A la gente hay que creerle.
Hace algunos años atrás trabajé en una empresa enfocada en los biocombustibles derivados de la palma aceitera. Fue mi primer empleo en esta ciudad. Formaba parte del equipo de ingeniería, de donde tengo dos increíbles amigos que hicieron de mi cambio de vida, algo más llevadero y divertido.
Entre todas las personas que conformaban aquella naciente empresa, estaba un joven moreno y bajo, llamado Diego. Obviamente todos le decíamos Dieguito. El era el mensajero, el que nos consentía con tinto temprano cada mañana y el que nos brindaba su grata compañía y anécdotas.
Padre abnegado y esposo ejemplar. Tenía un dicho que salía a relucir cada que nos contaba algún cuento que involucrara personas con personalidades un poco peculiares. Cuando le preguntábamos, ¿en serio? eso dijo?, él respondía desde su dulce inocencia o sarcasmo: “Ingeniera, a la gente hay que creerle”.
No creí nunca que Dieguito fuera ingenuo, sino que le brindaba el beneficio de la duda a las personas por más culpables o mentirosas que parecieran.
Hoy, después de pasar años en esta helada capital, y de toparme con gente que rompe cada día con el paradigma de frialdad y despotismo asignado a los bogotanos, comprendo las palabras de aquel chico foráneo. No es que haya que creerle todo a la gente (no podemos tragar entero), pero supongo que deberíamos creer un poco más en la gente.
Dar y darnos la oportunidad de evitar los prejuicios y crear bajo propias experiencias, juicios a las personas que pasan por nuestras vidas. Bien lo reza el refrán, aunque seamos del mismo barro no es lo mismo olla que jarro.

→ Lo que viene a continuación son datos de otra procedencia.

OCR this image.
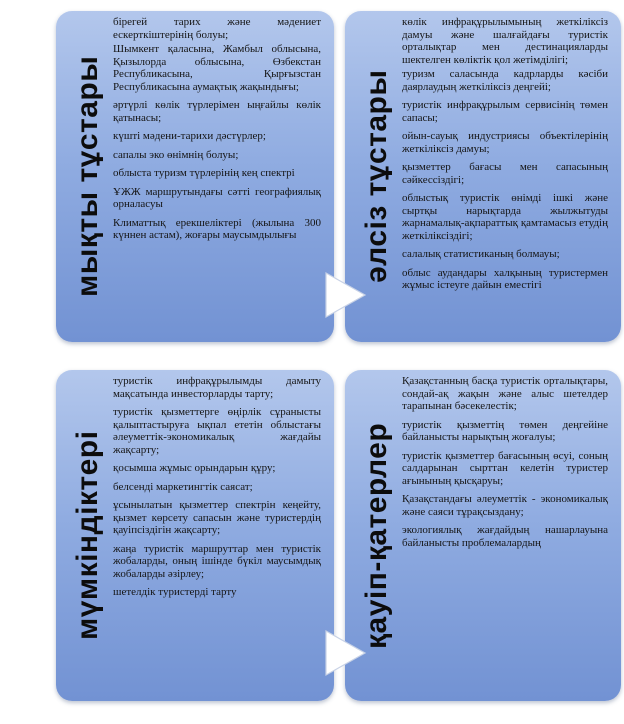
мықты тұстары

бірегей тарих және мәдениет ескерткіштерінің болуы;

Шымкент қаласына, Жамбыл облысына, Қызылорда облысына, Өзбекстан Республикасына, Қырғызстан Республикасына аумақтық жақындығы;

әртүрлі көлік түрлерімен ыңғайлы көлік қатынасы;

күшті мәдени-тарихи дәстүрлер;

сапалы эко өнімнің болуы;

облыста туризм түрлерінің кең спектрі

ҰЖЖ маршрутындағы сәтті географиялық орналасуы

Климаттық ерекшеліктері (жылына 300 күннен астам), жоғары маусымдылығы	әлсіз тұстары

көлік инфрақұрылымының жеткіліксіз дамуы және шалғайдағы туристік орталықтар мен дестинацияларды шектелген көліктік қол жетімділігі;

туризм саласында кадрларды кәсіби даярлаудың жеткіліксіз деңгейі;

туристік инфрақұрылым сервисінің төмен сапасы;

ойын-сауық индустриясы объектілерінің жеткіліксіз дамуы;

қызметтер бағасы мен сапасының сәйкессіздігі;

облыстық туристік өнімді ішкі және сыртқы нарықтарда жылжытуды жарнамалық-ақпараттық қамтамасыз етудің жеткіліксіздігі;

салалық статистиканың болмауы;

облыс аудандары халқының туристермен жұмыс істеуге дайын еместігі

мүмкіндіктері

туристік инфрақұрылымды дамыту мақсатында инвесторларды тарту;

туристік қызметтерге өңірлік сұранысты қалыптастыруға ықпал ететін облыстағы әлеуметтік-экономикалық жағдайы жақсарту;

қосымша жұмыс орындарын құру;

белсенді маркетингтік саясат;

ұсынылатын қызметтер спектрін кеңейту, қызмет көрсету сапасын және туристердің қауіпсіздігін жақсарту;

жаңа туристік маршруттар мен туристік жобаларды, оның ішінде бүкіл маусымдық жобаларды әзірлеу;

шетелдік туристерді тарту	қауіп-қатерлер

Қазақстанның басқа туристік орталықтары, сондай-ақ жақын және алыс шетелдер тарапынан бәсекелестік;

туристік қызметтің төмен деңгейіне байланысты нарықтың жоғалуы;

туристік қызметтер бағасының өсуі, соның салдарынан сырттан келетін туристер ағынының қысқаруы;

Қазақстандағы әлеуметтік - экономикалық және саяси тұрақсыздану;

экологиялық жағдайдың нашарлауына байланысты проблемалардың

No soy igual que mis padres, mis hermanas ni mis amigos; aunque soy consiente que mi personalidad está influenciada por aquellos que forman y han formado parte de mi existencia. Tal como es imposible ser igual que todos los de mi país, de una región o de un pueblo, buenos o no. Pues la individualidad de mi personalidad está basada en mis valores, decisiones, principios, educación, creencias, experiencias y raíces.
Esta reflexión me hace amar aún más mi trabajo. La danza no conoce de prejuicios, solo se entrega a quienes la sienten y la aprenden día a día. El problema existe en nuestra ligereza para evaluar constante y críticamente a quienes la practican. Si están jóvenes o viejos, si son buenos o malos con los pies, si lo hacen feo o bonito, o si debiesen seguir o no intentándolo. Y lo que hacemos es ensuciar con nuestro ego y palabras la pureza de algo que vive para todos y en todos.
Quien sería yo para juzgar a quienes están a mi alrededor. Yo, quien a mis 34 años decidí dedicarme a enseñar a bailar, siendo una Ingeniera Mecánica egresada de una de las mejores universidades de mi país. Yo, que ahora a mis 36 incluí en mi vida la gimnasia (me digo a mí misma “aprendiz de brujo”, por su riesgo y magia). Yo, que a pesar de amar el baile desde la infancia nunca le di el lugar, la dedicación, ni el respeto que este arte amerita y merece.
En esta etapa soy inmensamente feliz compartiendo mi pasión, bajo diferentes modalidades, como la enseñanza para social y la formación para escenario; sin importarme cómo se ven, cuantos años tienen o que hacen en su día a día. Porque, así como aquellas personas que asisten a mis clases o los chicos que forman parte de mi grupo de show y competencia creen en mí, yo creo en ellos.
Nota: Fotografía tomada por mí. Primer año en esta hermosa ciudad.